2015-07-31 13:25:47

by Andy Shevchenko

[permalink] [raw]
Subject: Null pointer dereference in UDP4 core on AVR32 ATNGW100

Hi!

Got few weeks ago an old AVR32 board (ATNGW100).
It has ethernet cards supported by macb driver.

Bring it mostly back to work with recent kernel from linux-next. Now,
when I start networking on it, I got in few seconds kernel panic.

Unable to handle kernel NULL pointer dereference at virtual address 00000000
ptbr = 91e42000 pgd = 91e4b000
Oops: Kernel access of bad area, sig: 11 [#1]
FRAME_POINTER chip: 0x01f:0x1e82 rev 2
Modules linked in:
CPU: 0 PID: 0 Comm: swapper Not tainted 4.2.0-rc4-next-20150729+ #102
task: 903532dc ti: 90350000 task.ti: 90350000
PC is at __udp4_lib_rcv+0x300/0x660
LR is at 0x15da8a2f
pc : [<90233a84>] lr : [<15da8a2f>] Not tainted
0sp : 90351b5c r12: 00000000 r11: 91cd4450
r10: 00000000 r9 : 0000004c r8 : 00000000
r7 : 90351c80 r6 : 91db5c80 r5 : 91e4e540 r4 : 11f6a114
r3 : 00000000 r2 : 91e6b224 r1 : 0000008a r0 : 00000000
Flags: qvnZc
Mode bits: hjmde....g
CPU Mode: Interrupt level 0
Stack: (0x90351b5c to 0x90352000)

Call trace:
[<90233df0>] udp_rcv+0xc/0x14
[<90215220>] ip_local_deliver_finish+0xac/0x15c
[<902150ca>] ip_local_deliver+0x76/0x84
[<90214d32>] ip_rcv_finish+0x23a/0x250
[<90215004>] ip_rcv+0x2bc/0x30c
[<901f5ee4>] __netif_receive_skb_core+0x548/0x570
[<901f5f52>] __netif_receive_skb+0x46/0x50
[<901f5f8e>] netif_receive_skb_internal+0x32/0x3c
[<901f5fa0>] netif_receive_skb_sk+0x8/0xc
[<901cf358>] macb_rx+0x1b0/0x1d8
[<901cf4d8>] macb_poll+0x38/0xa4
[<901faf9c>] net_rx_action+0x84/0x1b4
[<90021e46>] __do_softirq+0x5a/0x150
[<90021f86>] irq_exit+0x26/0x58
[<9001a520>] do_IRQ+0x34/0x44
[<90019428>] irq_level0+0x18/0x5c
[<900355a4>] default_idle_call+0x1c/0x20
[<9003563e>] cpu_startup_entry+0x66/0xa8
[<902a16a4>] rest_init+0x48/0x70
[<900007fc>] start_kernel+0x290/0x2dc

Long time bisecting and reading assembly points to the

commit 2dc41cff7545d55c6294525c811594576f8e119c
Author: David Held <[email protected]>
Date: Tue Jul 15 23:28:32 2014 -0400

udp: Use hash2 for long hash1 chains in __udp*_lib_mcast_deliver.

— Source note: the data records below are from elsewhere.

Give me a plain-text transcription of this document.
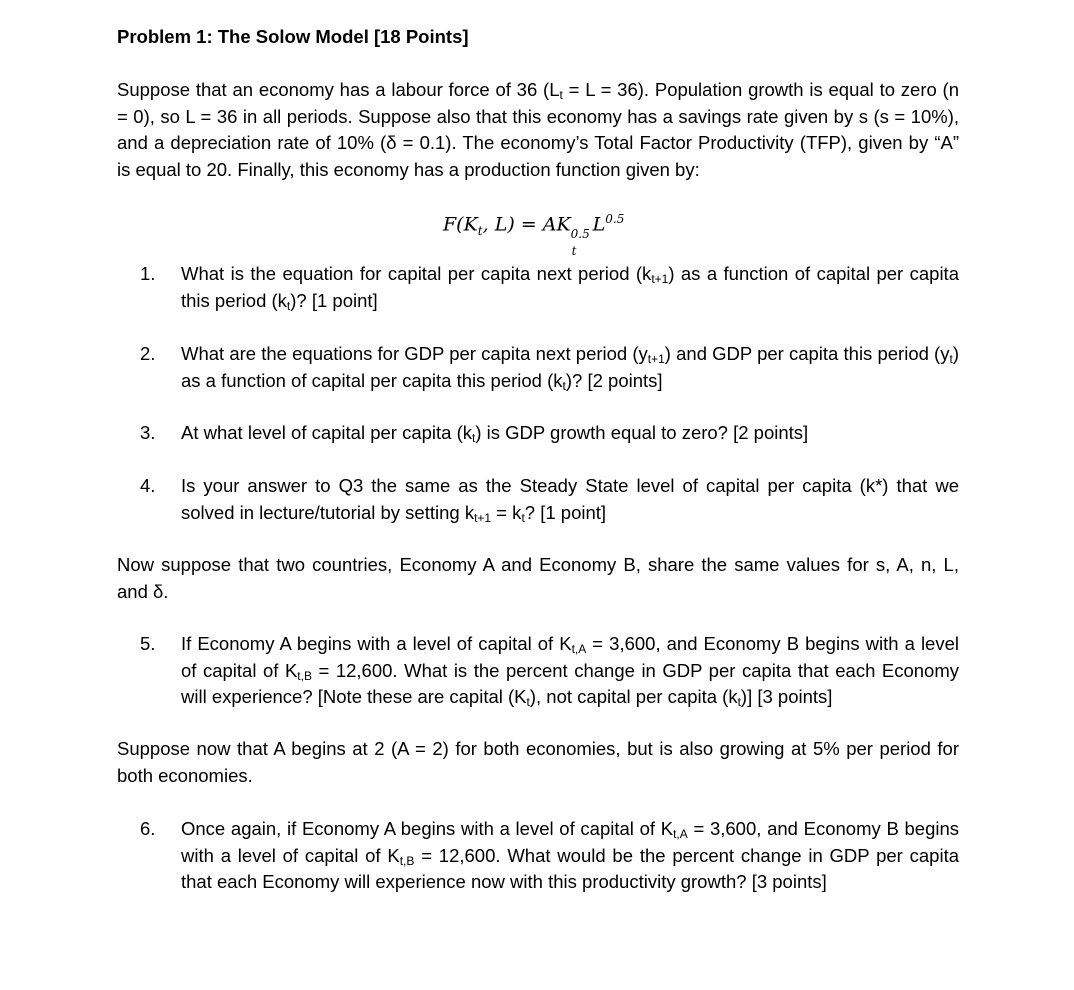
Problem 1: The Solow Model [18 Points]

Suppose that an economy has a labour force of 36 $(L_t = L = 36)$. Population growth is equal to zero (n = 0), so L = 36 in all periods. Suppose also that this economy has a savings rate given by s (s = 10%), and a depreciation rate of 10% (δ = 0.1). The economy’s Total Factor Productivity (TFP), given by “A” is equal to 20. Finally, this economy has a production function given by:

$F(K_t$, L) = AK 0.5
t
$L^{0.5}$
1. What is the equation for capital per capita next period $(k_{t+1})$ as a function of capital per capita this period $(k_t)$? [1 point]

2. What are the equations for GDP per capita next period $(y_{t+1})$ and GDP per capita this period $(y_t)$ as a function of capital per capita this period $(k_t)$? [2 points]

3. At what level of capital per capita $(k_t)$ is GDP growth equal to zero? [2 points]

4. Is your answer to Q3 the same as the Steady State level of capital per capita (k*) that we solved in lecture/tutorial by setting $k_{t+1} = k_t$? [1 point]

Now suppose that two countries, Economy A and Economy B, share the same values for s, A, n, L, and δ.

5. If Economy A begins with a level of capital of $K_{t,A} = 3,600$, and Economy B begins with a level of capital of $K_{t,B} = 12,600$. What is the percent change in GDP per capita that each Economy will experience? [Note these are capital $(K_t)$, not capital per capita $(k_t)$] [3 points]

Suppose now that A begins at 2 (A = 2) for both economies, but is also growing at 5% per period for both economies.

6. Once again, if Economy A begins with a level of capital of $K_{t,A} = 3,600$, and Economy B begins with a level of capital of $K_{t,B} = 12,600$. What would be the percent change in GDP per capita that each Economy will experience now with this productivity growth? [3 points]
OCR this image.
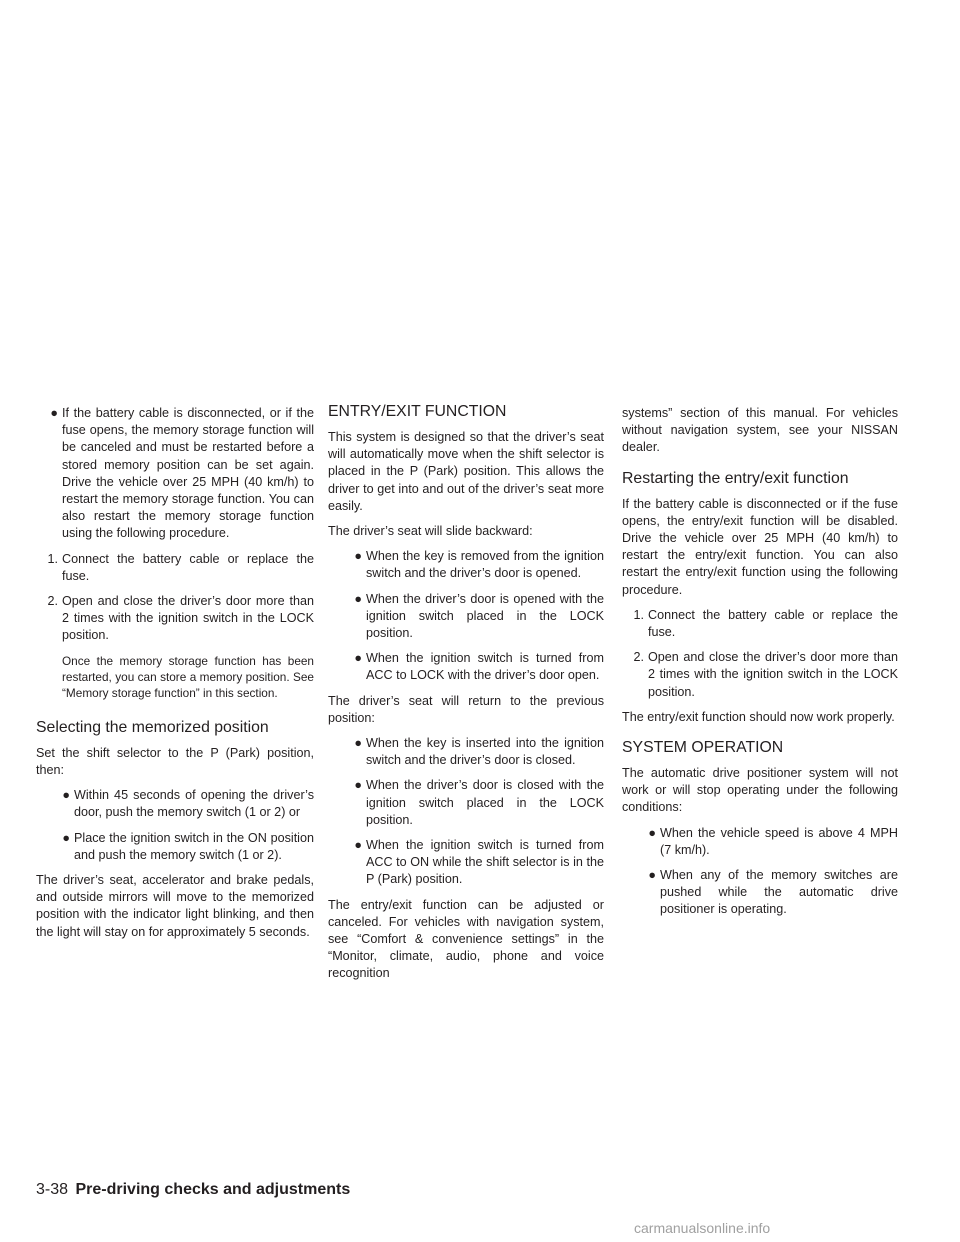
● If the battery cable is disconnected, or if the fuse opens, the memory storage function will be canceled and must be restarted before a stored memory position can be set again. Drive the vehicle over 25 MPH (40 km/h) to restart the memory storage function. You can also restart the memory storage function using the following procedure.
1. Connect the battery cable or replace the fuse.
2. Open and close the driver’s door more than 2 times with the ignition switch in the LOCK position.

Once the memory storage function has been restarted, you can store a memory position. See “Memory storage function” in this section.

Selecting the memorized position

Set the shift selector to the P (Park) position, then:

● Within 45 seconds of opening the driver’s door, push the memory switch (1 or 2) or
● Place the ignition switch in the ON position and push the memory switch (1 or 2).

The driver’s seat, accelerator and brake pedals, and outside mirrors will move to the memorized position with the indicator light blinking, and then the light will stay on for approximately 5 seconds.

ENTRY/EXIT FUNCTION

This system is designed so that the driver’s seat will automatically move when the shift selector is placed in the P (Park) position. This allows the driver to get into and out of the driver’s seat more easily.

The driver’s seat will slide backward:

● When the key is removed from the ignition switch and the driver’s door is opened.
● When the driver’s door is opened with the ignition switch placed in the LOCK position.
● When the ignition switch is turned from ACC to LOCK with the driver’s door open.

The driver’s seat will return to the previous position:

● When the key is inserted into the ignition switch and the driver’s door is closed.
● When the driver’s door is closed with the ignition switch placed in the LOCK position.
● When the ignition switch is turned from ACC to ON while the shift selector is in the P (Park) position.

The entry/exit function can be adjusted or canceled. For vehicles with navigation system, see “Comfort & convenience settings” in the “Monitor, climate, audio, phone and voice recognition

systems” section of this manual. For vehicles without navigation system, see your NISSAN dealer.

Restarting the entry/exit function

If the battery cable is disconnected or if the fuse opens, the entry/exit function will be disabled. Drive the vehicle over 25 MPH (40 km/h) to restart the entry/exit function. You can also restart the entry/exit function using the following procedure.

1. Connect the battery cable or replace the fuse.
2. Open and close the driver’s door more than 2 times with the ignition switch in the LOCK position.

The entry/exit function should now work properly.

SYSTEM OPERATION

The automatic drive positioner system will not work or will stop operating under the following conditions:

● When the vehicle speed is above 4 MPH (7 km/h).
● When any of the memory switches are pushed while the automatic drive positioner is operating.
3-38 Pre-driving checks and adjustments
carmanualsonline.info
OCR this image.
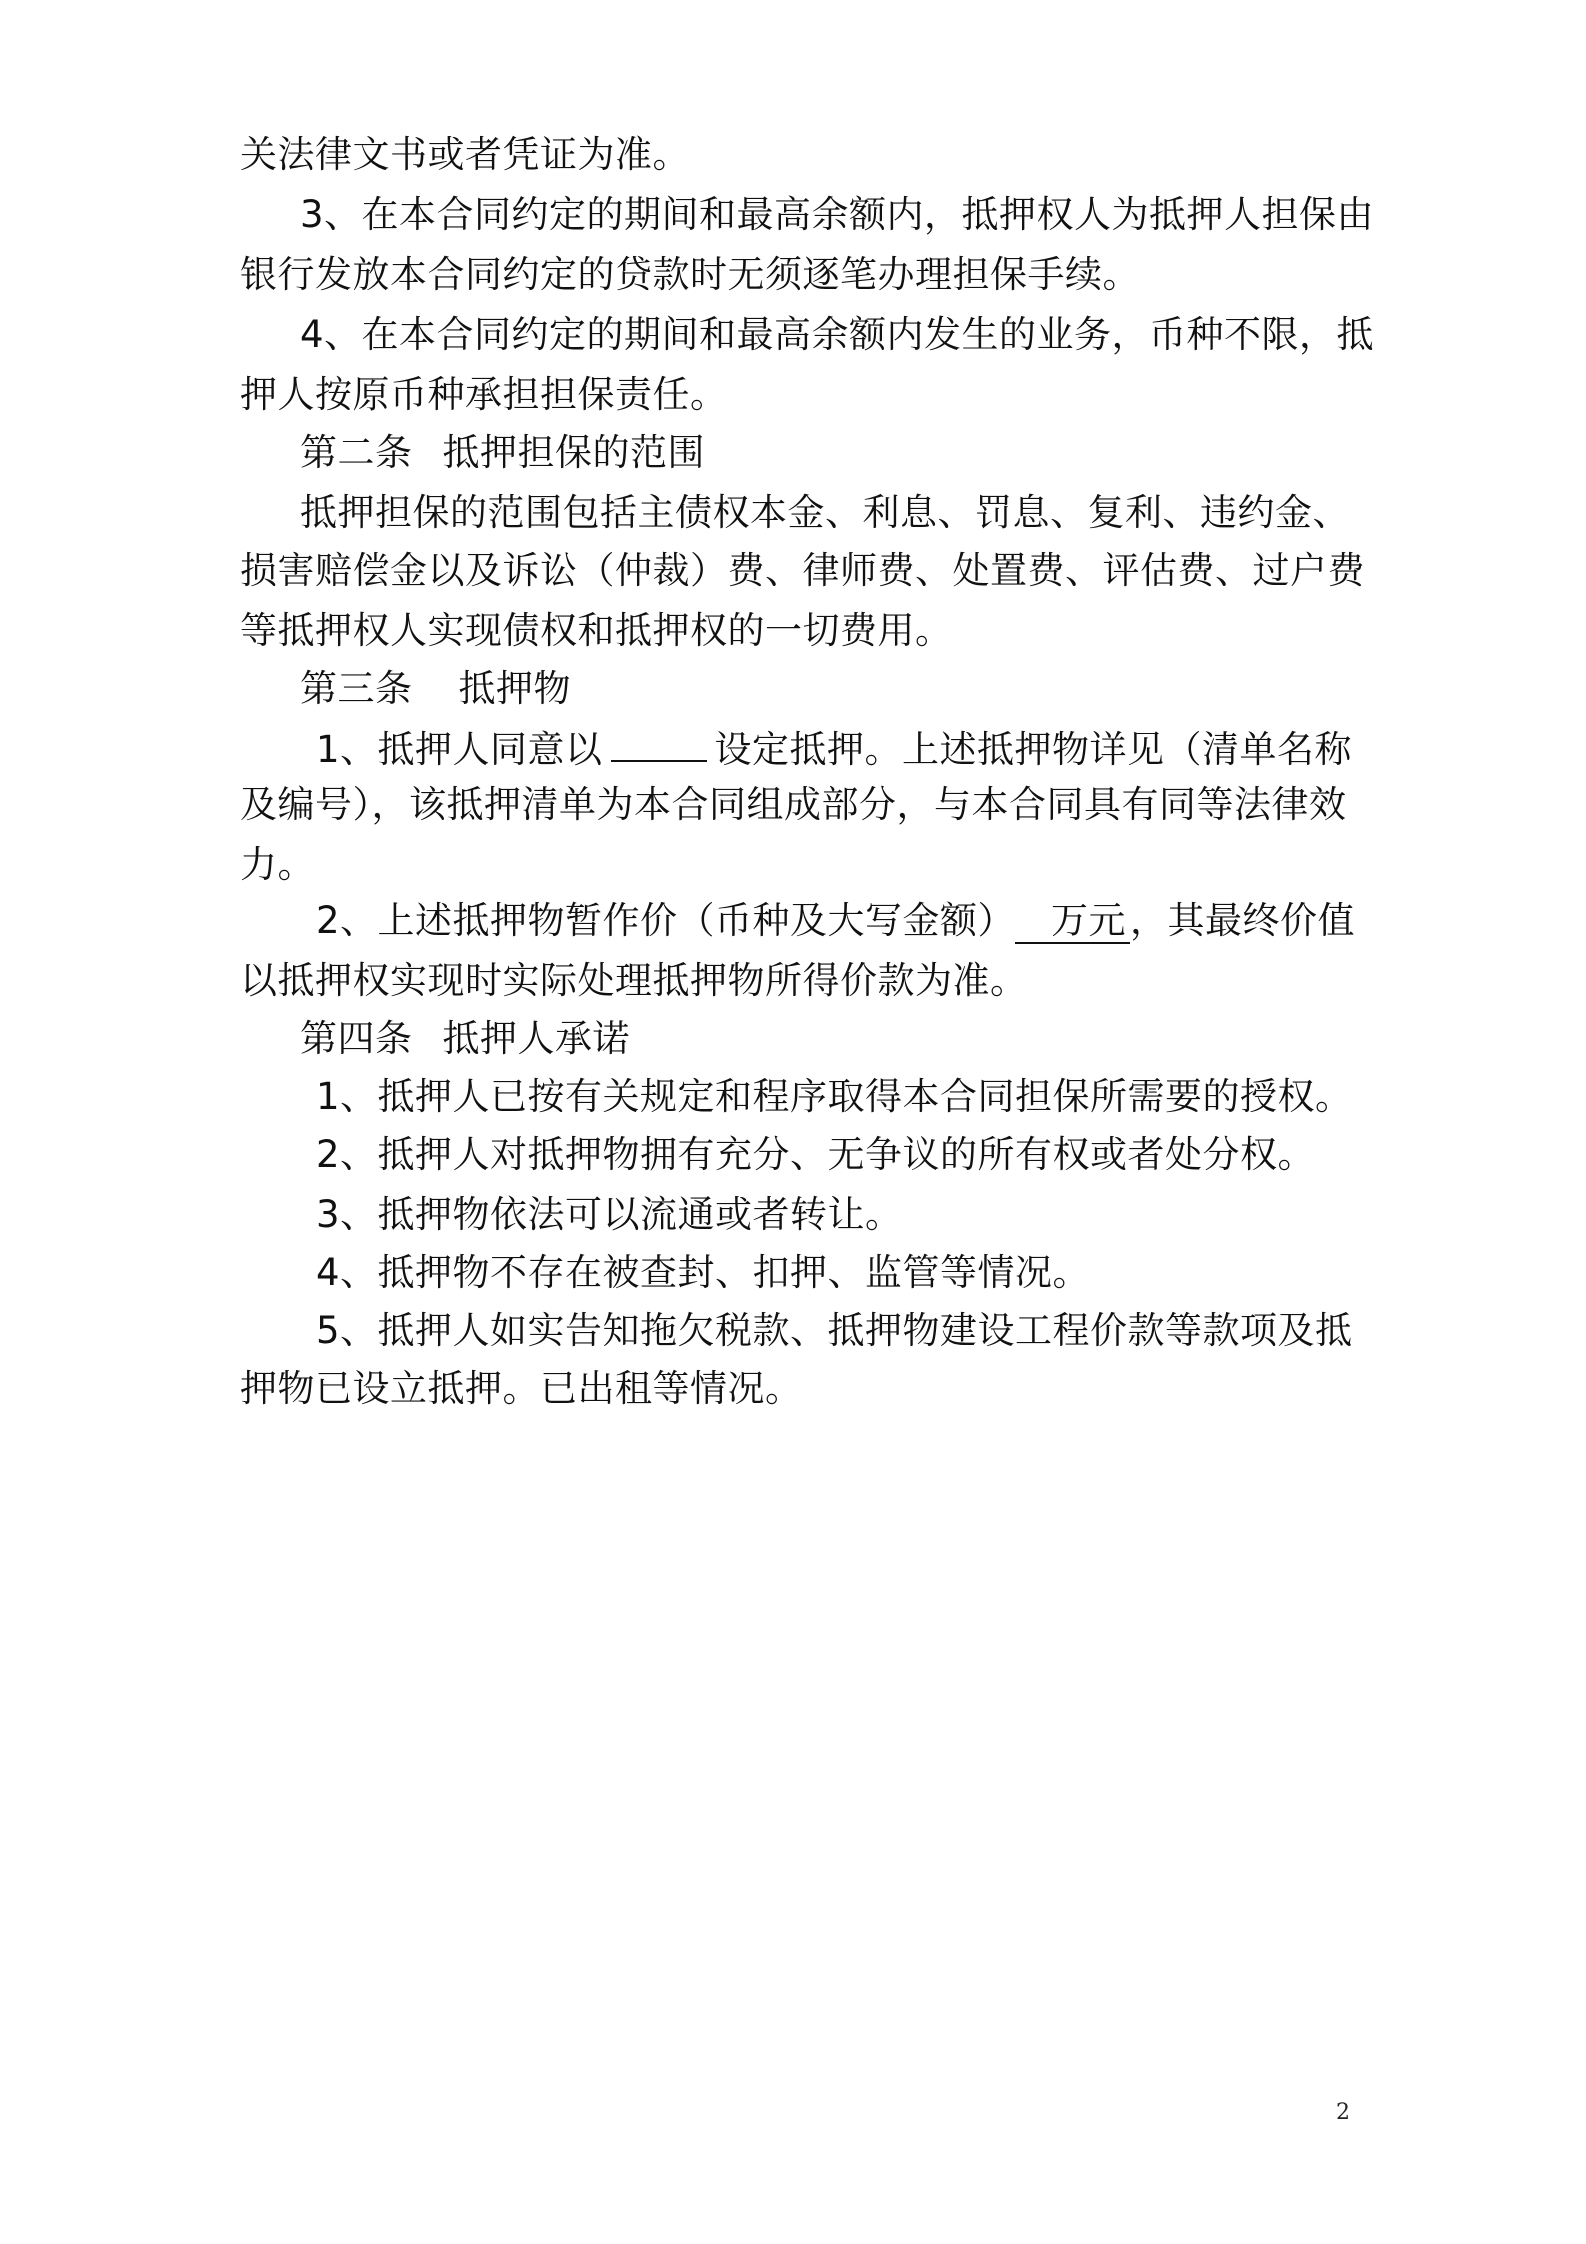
关法律文书或者凭证为准。
3、在本合同约定的期间和最高余额内，抵押权人为抵押人担保由
银行发放本合同约定的贷款时无须逐笔办理担保手续。
4、在本合同约定的期间和最高余额内发生的业务，币种不限，抵
押人按原币种承担担保责任。
第二条 抵押担保的范围
抵押担保的范围包括主债权本金、利息、罚息、复利、违约金、
损害赔偿金以及诉讼（仲裁）费、律师费、处置费、评估费、过户费
等抵押权人实现债权和抵押权的一切费用。
第三条 抵押物
1、抵押人同意以	设定抵押。上述抵押物详见（清单名称
及编号），该抵押清单为本合同组成部分，与本合同具有同等法律效
力。
2、上述抵押物暂作价（币种及大写金额） 万元 ，其最终价值
以抵押权实现时实际处理抵押物所得价款为准。
第四条 抵押人承诺
1、抵押人已按有关规定和程序取得本合同担保所需要的授权。
2、抵押人对抵押物拥有充分、无争议的所有权或者处分权。
3、抵押物依法可以流通或者转让。
4、抵押物不存在被查封、扣押、监管等情况。
5、抵押人如实告知拖欠税款、抵押物建设工程价款等款项及抵
押物已设立抵押。已出租等情况。
2
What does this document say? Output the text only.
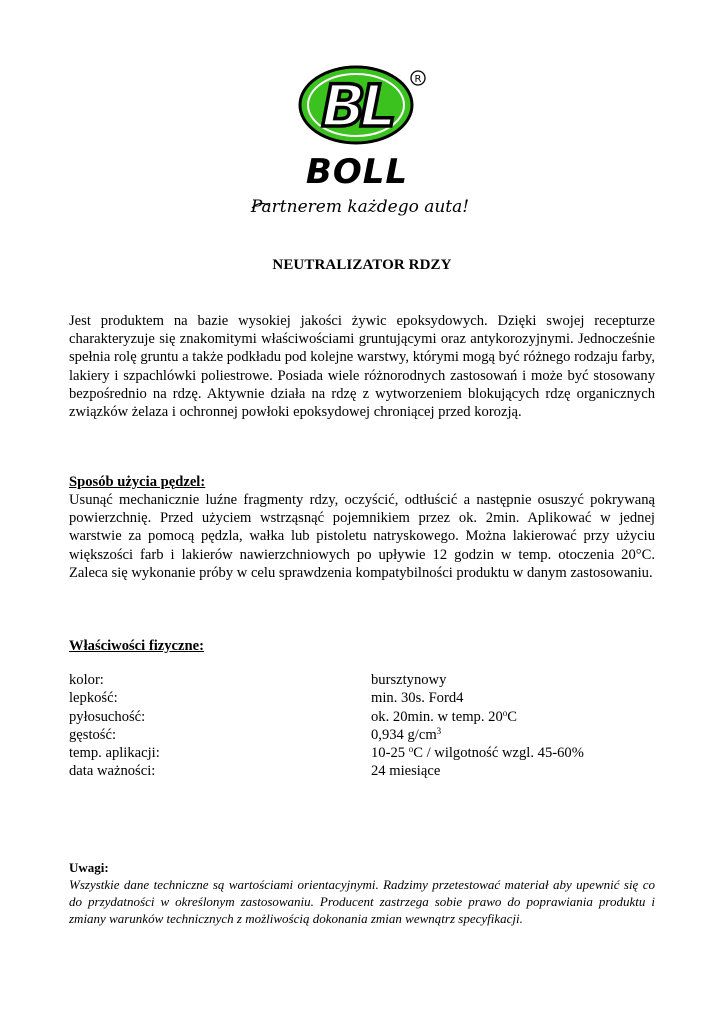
BL R
BOLL
Partnerem każdego auta!
NEUTRALIZATOR RDZY
Jest produktem na bazie wysokiej jakości żywic epoksydowych. Dzięki swojej recepturze charakteryzuje się znakomitymi właściwościami gruntującymi oraz antykorozyjnymi. Jednocześnie spełnia rolę gruntu a także podkładu pod kolejne warstwy, którymi mogą być różnego rodzaju farby, lakiery i szpachlówki poliestrowe. Posiada wiele różnorodnych zastosowań i może być stosowany bezpośrednio na rdzę. Aktywnie działa na rdzę z wytworzeniem blokujących rdzę organicznych związków żelaza i ochronnej powłoki epoksydowej chroniącej przed korozją.
Sposób użycia pędzel:
Usunąć mechanicznie luźne fragmenty rdzy, oczyścić, odtłuścić a następnie osuszyć pokrywaną powierzchnię. Przed użyciem wstrząsnąć pojemnikiem przez ok. 2min. Aplikować w jednej warstwie za pomocą pędzla, wałka lub pistoletu natryskowego. Można lakierować przy użyciu większości farb i lakierów nawierzchniowych po upływie 12 godzin w temp. otoczenia 20°C. Zaleca się wykonanie próby w celu sprawdzenia kompatybilności produktu w danym zastosowaniu.
Właściwości fizyczne:
kolor:	bursztynowy
lepkość:	min. 30s. Ford4
pyłosuchość:	ok. 20min. w temp. 20$^o$C
gęstość:	0,934 $g/cm^3$
temp. aplikacji:	10-25 $^o$C / wilgotność wzgl. 45-60%
data ważności:	24 miesiące
Uwagi:
Wszystkie dane techniczne są wartościami orientacyjnymi. Radzimy przetestować materiał aby upewnić się co do przydatności w określonym zastosowaniu. Producent zastrzega sobie prawo do poprawiania produktu i zmiany warunków technicznych z możliwością dokonania zmian wewnątrz specyfikacji.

I don't know yet neither the package exactly makes this (tried to
debug print, but bug disappears) nor should be network card driver
fixed, or even compiler / binutils problems (using it from buildroot,
which is gcc 4.2.2). Would like to hear opinions what the root cause
might be and what ways we have to fix it. I'm also wondering if any
other architecture with same network card has the issue.

P.S.
Since buildroot is not supporting anymore avr32 I use the version just
before this removal. (Nicolas, does Atmel care about that?)

--
With Best Regards,
Andy Shevchenko


2015-07-31 13:45:37

by Andy Shevchenko

[permalink] [raw]
Subject: Re: Null pointer dereference in UDP4 core on AVR32 ATNGW100

On Fri, Jul 31, 2015 at 4:25 PM, Andy Shevchenko
<[email protected]> wrote:
> Hi!
>
> Got few weeks ago an old AVR32 board (ATNGW100).
> It has ethernet cards supported by macb driver.
>
> Bring it mostly back to work with recent kernel from linux-next. Now,
> when I start networking on it, I got in few seconds kernel panic.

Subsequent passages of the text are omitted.